This is page 2 of:
Supreme Court Casts Doubt On Whether Privacy Laws Control Retailers
In the pharmaceutical case, the court held that the Vermont legislature’s findings of fact—that such targeted marketing based upon physician prescribing practices would ultimately cause the cost of prescription medicines to rise as marketers pushed newer, more expensive and non-generic drugs on doctors—was insufficient to warrant such a “content-based” regulation. The pharmaceutical prescribing behavior could be used by the government for “evidence-based medicine,” to improve public health and delivery, or for education or medical research, but not for marketing.
As a result, the U.S. Supreme Court noted, “The statute thus disfavors marketing, that is, speech with a particular content. More than that, the statute disfavors specific speakers, namely pharmaceutical manufacturers.” Essentially, the Court found that the statute was a “ban” on a protected form of expression—marketing—aimed only at marketers. The Court likened this to other “bans” on protected expression, like censorship of books, which are prohibited by the Constitution.
The Court also found that the information provided by the doctors to the pharmacists (and then sold to the data brokers) in a sense “belonged” to the pharmacy, which could do whatever it wanted to with “information that the speaker already possesses.” The Court then went on to say “the creation and dissemination of information are speech within the meaning of the First Amendment,” so that the collection and use of the doctor’s information without the consent of either the doctor or the patient was a form of protected expression (as opposed to a commercial activity subject to reasonable regulation).
OK, so the physician information belongs to the pharmacies and they have a free speech right to use it, right? What about the doctor’s privacy rights? Nope, that’s not a legitimate interest here because, according to the Court, the statute was not really designed to protect doctor’s privacy. The Court noted that the law allowed pharmacies to sell the information for reasons other than marketing, such as healthcare research, and that it “permits insurers, researchers, journalists, the State itself and others to use the information.” Only marketers were left out.
Pointedly, the Court attempted to distinguish the approach taken by Vermont—no use of the information for marketing—from that taken for medical privacy under HIPAA. As the Court noted, “the State might have advanced its asserted privacy interest by allowing the information’s sale or disclosure in only a few narrow and well-justified circumstances,” as HIPAA does. “A statute of that type would present quite a different case than the one presented here.” The Court characterized HIPAA as a law that protects privacy and only allows the use of medical information in a few circumstances.
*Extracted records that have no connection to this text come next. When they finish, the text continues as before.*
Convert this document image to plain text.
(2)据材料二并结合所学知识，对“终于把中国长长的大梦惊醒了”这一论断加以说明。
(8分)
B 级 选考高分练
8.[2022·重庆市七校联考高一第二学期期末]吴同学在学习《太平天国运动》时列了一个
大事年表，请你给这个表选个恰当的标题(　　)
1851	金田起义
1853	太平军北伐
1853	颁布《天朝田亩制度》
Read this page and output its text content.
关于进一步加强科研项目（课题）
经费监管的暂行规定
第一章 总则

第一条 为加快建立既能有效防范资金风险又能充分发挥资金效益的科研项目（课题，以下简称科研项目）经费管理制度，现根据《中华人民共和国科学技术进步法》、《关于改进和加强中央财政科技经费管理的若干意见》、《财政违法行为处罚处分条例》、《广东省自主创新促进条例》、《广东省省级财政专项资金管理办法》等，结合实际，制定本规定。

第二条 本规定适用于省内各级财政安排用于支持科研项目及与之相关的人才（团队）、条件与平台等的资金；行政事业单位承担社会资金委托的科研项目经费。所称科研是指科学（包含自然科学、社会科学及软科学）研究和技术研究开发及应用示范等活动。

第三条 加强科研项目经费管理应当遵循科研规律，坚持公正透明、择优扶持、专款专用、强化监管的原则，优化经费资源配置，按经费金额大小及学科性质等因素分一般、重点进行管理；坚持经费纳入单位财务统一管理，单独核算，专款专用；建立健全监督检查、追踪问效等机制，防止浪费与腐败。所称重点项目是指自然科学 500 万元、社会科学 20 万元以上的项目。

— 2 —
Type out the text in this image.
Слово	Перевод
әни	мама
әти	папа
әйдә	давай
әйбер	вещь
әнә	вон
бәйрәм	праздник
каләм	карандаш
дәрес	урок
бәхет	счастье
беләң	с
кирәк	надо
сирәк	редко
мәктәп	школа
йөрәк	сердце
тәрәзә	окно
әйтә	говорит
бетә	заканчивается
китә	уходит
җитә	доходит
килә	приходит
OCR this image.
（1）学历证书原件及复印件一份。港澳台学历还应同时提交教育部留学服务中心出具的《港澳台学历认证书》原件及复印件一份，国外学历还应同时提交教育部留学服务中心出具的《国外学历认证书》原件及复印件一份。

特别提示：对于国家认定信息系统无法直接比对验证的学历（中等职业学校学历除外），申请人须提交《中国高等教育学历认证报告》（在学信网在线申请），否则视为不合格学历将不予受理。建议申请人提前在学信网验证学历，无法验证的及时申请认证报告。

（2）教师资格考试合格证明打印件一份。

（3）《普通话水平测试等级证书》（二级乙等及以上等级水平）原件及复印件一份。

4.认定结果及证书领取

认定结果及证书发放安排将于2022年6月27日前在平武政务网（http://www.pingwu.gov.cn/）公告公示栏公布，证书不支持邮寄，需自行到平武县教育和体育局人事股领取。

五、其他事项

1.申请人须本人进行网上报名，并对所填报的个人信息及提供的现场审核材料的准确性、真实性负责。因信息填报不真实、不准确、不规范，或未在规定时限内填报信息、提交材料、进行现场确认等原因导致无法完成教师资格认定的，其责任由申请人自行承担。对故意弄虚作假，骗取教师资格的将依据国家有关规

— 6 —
The problem with this analysis is that it is a complete mischaracterization of what HIPAA actually does. HIPAA allows the use of medical information for any purpose for which it is collected—medical diagnosis, treatment, payment, third-party payment and related purposes. It also allows the information to be collected and used (sometimes anonymously) for training, education, disease control, reporting, licensing, law enforcement and other regulatory purposes. In the end, HIPAA does almost the same thing that the Vermont law does—prohibits the use of medical information for non-medical purposes.
The “horror stories” that led to the passage of HIPAA—the sale of medical records to insurers, real-estate brokers, credit-card companies, financial institutions, etc.—are precisely the types of “misuse” for marketing purposes that the Vermont law tried to curtail.